Integral $\int_0^{\pi/4}\log \tan x \frac{\cos 2x}{1+\alpha^2\sin^2 2x}dx=-\frac{\pi}{4\alpha}\text{arcsinh}\alpha$
Integrate by parts; then you get that
$$I(\alpha) = \left [\frac1{2 \alpha} \arctan{(\alpha \sin{2 x})} \log{(\tan{x})} \right ]_0^{\pi/4} - \int_0^{\pi/4} dx \frac{\arctan{(\alpha \sin{2 x})}}{\alpha \sin{2 x}}$$
The first term on the RHS is zero. To evaluate the integral, expand the arctan into a Taylor series and get
$$I(\alpha) = -\frac12 \sum_{k=0}^{\infty} \frac{(-1)^k}{2 k+1} \alpha^{2 k} \int_0^{\pi/2} du \, \sin^{2 k}{u} = -\frac{\pi}{4} \sum_{k=0}^{\infty} \frac{(-1)^k}{2 k+1} \binom{2 k}{k} \left (\frac{\alpha}{2} \right )^{2 k}$$
A little manipulation leads us to
$$\alpha I'(\alpha) +I(\alpha) = -\frac{\pi}{4} \sum_{k=0}^{\infty} (-1)^k \binom{2 k}{k} \left (\frac{\alpha}{2} \right )^{2 k} = -\frac{\pi}{4} \frac1{\sqrt{1+\alpha^2}}$$
The LHS is just $[\alpha I(\alpha)]'$, so the solution is
$$I(\alpha) = -\frac{\pi}{4} \frac{\operatorname{arcsinh}(\alpha)}{\alpha} $$
My first step is similar to Ron Gordon but then I took a different route.

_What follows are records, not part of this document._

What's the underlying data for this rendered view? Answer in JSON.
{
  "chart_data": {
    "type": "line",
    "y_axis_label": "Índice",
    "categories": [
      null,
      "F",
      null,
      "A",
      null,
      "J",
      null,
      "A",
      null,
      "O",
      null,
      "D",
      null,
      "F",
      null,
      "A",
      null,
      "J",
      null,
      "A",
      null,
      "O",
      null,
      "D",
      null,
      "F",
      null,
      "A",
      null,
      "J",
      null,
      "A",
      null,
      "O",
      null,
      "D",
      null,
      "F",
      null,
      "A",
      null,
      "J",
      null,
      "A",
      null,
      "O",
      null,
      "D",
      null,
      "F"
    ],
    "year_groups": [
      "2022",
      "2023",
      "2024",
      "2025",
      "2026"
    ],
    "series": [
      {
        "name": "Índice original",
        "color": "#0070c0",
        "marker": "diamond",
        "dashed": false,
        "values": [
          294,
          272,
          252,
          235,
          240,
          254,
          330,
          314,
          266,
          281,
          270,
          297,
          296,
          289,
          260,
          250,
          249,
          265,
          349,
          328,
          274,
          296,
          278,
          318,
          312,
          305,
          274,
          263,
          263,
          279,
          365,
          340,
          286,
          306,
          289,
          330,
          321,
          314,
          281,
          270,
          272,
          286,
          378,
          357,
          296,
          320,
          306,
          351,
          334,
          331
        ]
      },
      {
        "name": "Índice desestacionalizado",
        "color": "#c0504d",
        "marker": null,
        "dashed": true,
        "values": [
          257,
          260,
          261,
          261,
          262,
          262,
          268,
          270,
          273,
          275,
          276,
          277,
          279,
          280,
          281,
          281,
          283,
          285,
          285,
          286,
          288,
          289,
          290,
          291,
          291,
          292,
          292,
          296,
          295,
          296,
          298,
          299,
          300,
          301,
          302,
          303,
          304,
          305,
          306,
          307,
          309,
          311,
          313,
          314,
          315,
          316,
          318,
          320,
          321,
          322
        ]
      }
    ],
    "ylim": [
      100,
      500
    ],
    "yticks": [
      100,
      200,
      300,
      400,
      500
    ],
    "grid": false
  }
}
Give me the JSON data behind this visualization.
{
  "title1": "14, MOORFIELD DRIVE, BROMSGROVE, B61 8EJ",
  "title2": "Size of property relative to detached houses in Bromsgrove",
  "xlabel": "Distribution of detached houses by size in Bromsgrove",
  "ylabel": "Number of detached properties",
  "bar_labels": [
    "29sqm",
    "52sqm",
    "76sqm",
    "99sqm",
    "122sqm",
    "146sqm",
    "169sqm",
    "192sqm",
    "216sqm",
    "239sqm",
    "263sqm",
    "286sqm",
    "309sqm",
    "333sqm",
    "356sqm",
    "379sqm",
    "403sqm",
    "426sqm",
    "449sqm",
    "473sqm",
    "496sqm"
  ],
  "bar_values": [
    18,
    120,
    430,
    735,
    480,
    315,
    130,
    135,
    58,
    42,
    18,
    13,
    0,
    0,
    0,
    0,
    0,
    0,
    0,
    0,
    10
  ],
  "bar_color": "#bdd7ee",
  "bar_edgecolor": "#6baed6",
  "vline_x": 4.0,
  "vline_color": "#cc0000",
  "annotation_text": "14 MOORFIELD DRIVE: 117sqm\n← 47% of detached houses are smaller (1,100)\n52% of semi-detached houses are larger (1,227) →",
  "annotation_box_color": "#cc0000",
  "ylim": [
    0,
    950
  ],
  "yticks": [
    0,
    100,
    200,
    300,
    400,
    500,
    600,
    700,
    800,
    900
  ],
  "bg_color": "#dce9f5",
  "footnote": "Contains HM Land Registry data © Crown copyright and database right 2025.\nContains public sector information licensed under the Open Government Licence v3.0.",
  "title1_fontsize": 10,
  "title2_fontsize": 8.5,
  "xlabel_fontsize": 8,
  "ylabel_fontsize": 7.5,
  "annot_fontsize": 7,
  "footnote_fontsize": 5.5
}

From integration by parts, the given integral can be written as: $$-\frac{1}{a}\int_0^{\pi/4} \frac{\arctan(\alpha \sin(2x))}{\sin (2x)}\,dx$$ Consider $$I(a)=\int_0^{\pi/4} \frac{\arctan(a \sin(2x))}{\sin (2x)}\,dx$$ Differentiate both the sides wrt $a$ to obtain: $$I'(a)=\int_0^{\pi/4} \frac{1}{1+a^2\sin^2(2x)}\,dx$$ Use the substitution $a\sin(2x)=t$ to obtain: $$I'(a)=\frac{1}{2}\int_0^a \frac{dt}{\sqrt{a^2-t^2}(1+t^2)}$$ Next use the substitution $t=a/y$ to get: $$I'(a)=\frac{1}{2}\int_1^{\infty} \frac{y}{\sqrt{y^2-1}(a^2+t^2)}\,dy$$ With yet another substitution which is $y^2-1=u^2$, $$I'(a)=\frac{1}{2}\int_0^{\infty} \frac{du}{u^2+a^2+1}$$ The final integral is trivial, hence: $$I'(a)=\frac{\pi}{4\sqrt{a^2+1}}$$ Integrate both sides wrt $a$ to get: $$I(a)=\frac{\pi}{4}\sinh^{-1}a+C$$ It is easy to see that $C=0$, hence with $a=\alpha$, $$-\frac{1}{a}\int_0^{\pi/4} \frac{\arctan(\alpha \sin(2x))}{\sin (2x)}\,dx=-\frac{\pi}{4\alpha}\sinh^{-1}\alpha$$ $\blacksquare$
I use on Ron's results from integrating by parts:
$$\alpha I(\alpha) = - \int_0^{\pi/4} dx \frac{\arctan{(\alpha \sin{2 x})}}{\sin{2 x}},$$
As an alternative way to complete the problem, use the method differentiating under the integral sign:
$$\frac{d}{d\alpha}(\alpha I(\alpha)) = -\int_{0}^{\pi/4}\frac{dx}{\alpha^2\sin^2{2x}+1}=-\frac{\pi}{4\sqrt{1+\alpha^2}}\\ \implies \alpha I(\alpha) = -\frac{\pi}{4}\int_{0}^{\alpha}\frac{d\tilde\alpha}{\sqrt{1+\tilde\alpha^2}} = -\frac{\pi}{4}\sinh^{-1}{\alpha}.$$